Mplsgirl 06-21-2009 02:10 PM


Originally Posted by BellaBoo
DH has his favorite chair and tv in our bedroom. He can watch sports all day and not bother me in there. I have my tv in my sewing room and I watch movies while I sew. The tv in the living room is rarely turned on unless the kids are here. We plan a trip every six weeks for a weekend away, just the two of us. That has worked out great. When we bought our house I would not settle for anything other than his and her bath and his and her walk in closets in the master bedroom. :D My friend's husband has to go with her everywhere, grocery shopping, clothes shopping, library, garage sales, every meeting he can join with her. It gets tiresome to be around them.

I have my own bathroom and closet, too. Fortunately, the Big Guy likes to bow hunt, skeet shoot, etc. Since his heart stints, that still goes on, but yard work, "Oh, I'm tired......"

Mplsgirl 06-21-2009 02:21 PM

Just now, my DH is going outside to barbeque chicken. So he says, "WHERE ARE MY SANDALS? WHERE DID YOU PUT MY SANDALS?" I said, "In the closet, on the floor." He said, "Oh." They only see the closet floor when I put them there. Jeeeeeez. But if that's the worst, I will pick up his sandals forever. He's worth it.

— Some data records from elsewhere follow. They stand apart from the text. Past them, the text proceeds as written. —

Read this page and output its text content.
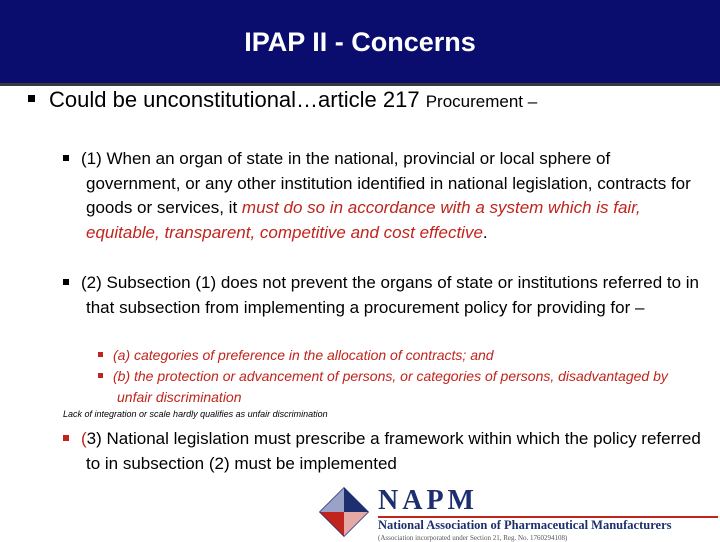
IPAP II - Concerns
Could be unconstitutional…article 217 Procurement –
(1) When an organ of state in the national, provincial or local sphere of government, or any other institution identified in national legislation, contracts for goods or services, it must do so in accordance with a system which is fair, equitable, transparent, competitive and cost effective.
(2) Subsection (1) does not prevent the organs of state or institutions referred to in that subsection from implementing a procurement policy for providing for –
(a) categories of preference in the allocation of contracts; and
(b) the protection or advancement of persons, or categories of persons, disadvantaged by unfair discrimination
Lack of integration or scale hardly qualifies as unfair discrimination
(3) National legislation must prescribe a framework within which the policy referred to in subsection (2) must be implemented
NAPM
National Association of Pharmaceutical Manufacturers
(Association incorporated under Section 21, Reg. No. 1760294108)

Ninnie 06-21-2009 02:27 PM

my DH and I have been together almost 24/7 since we were married, running a business together. I can't imagine not having him around. Now with that said, I get the most done when he is over on the farm or out arrowhead hunting. LOL Accept for sewing the tops together, I do all my hand quilting in the den where he is.
And I love all of our children, but love having an empty nest. Does that make me a bad person? Don't know.

Mplsgirl 06-21-2009 02:46 PM

Nono Ninnie you are not a bad person. Just a well adjusted lady to her empty nest.

bearisgray 06-21-2009 03:24 PM

I think you are extremely normal.

And what could possibly be "bad" about enjoying your own company?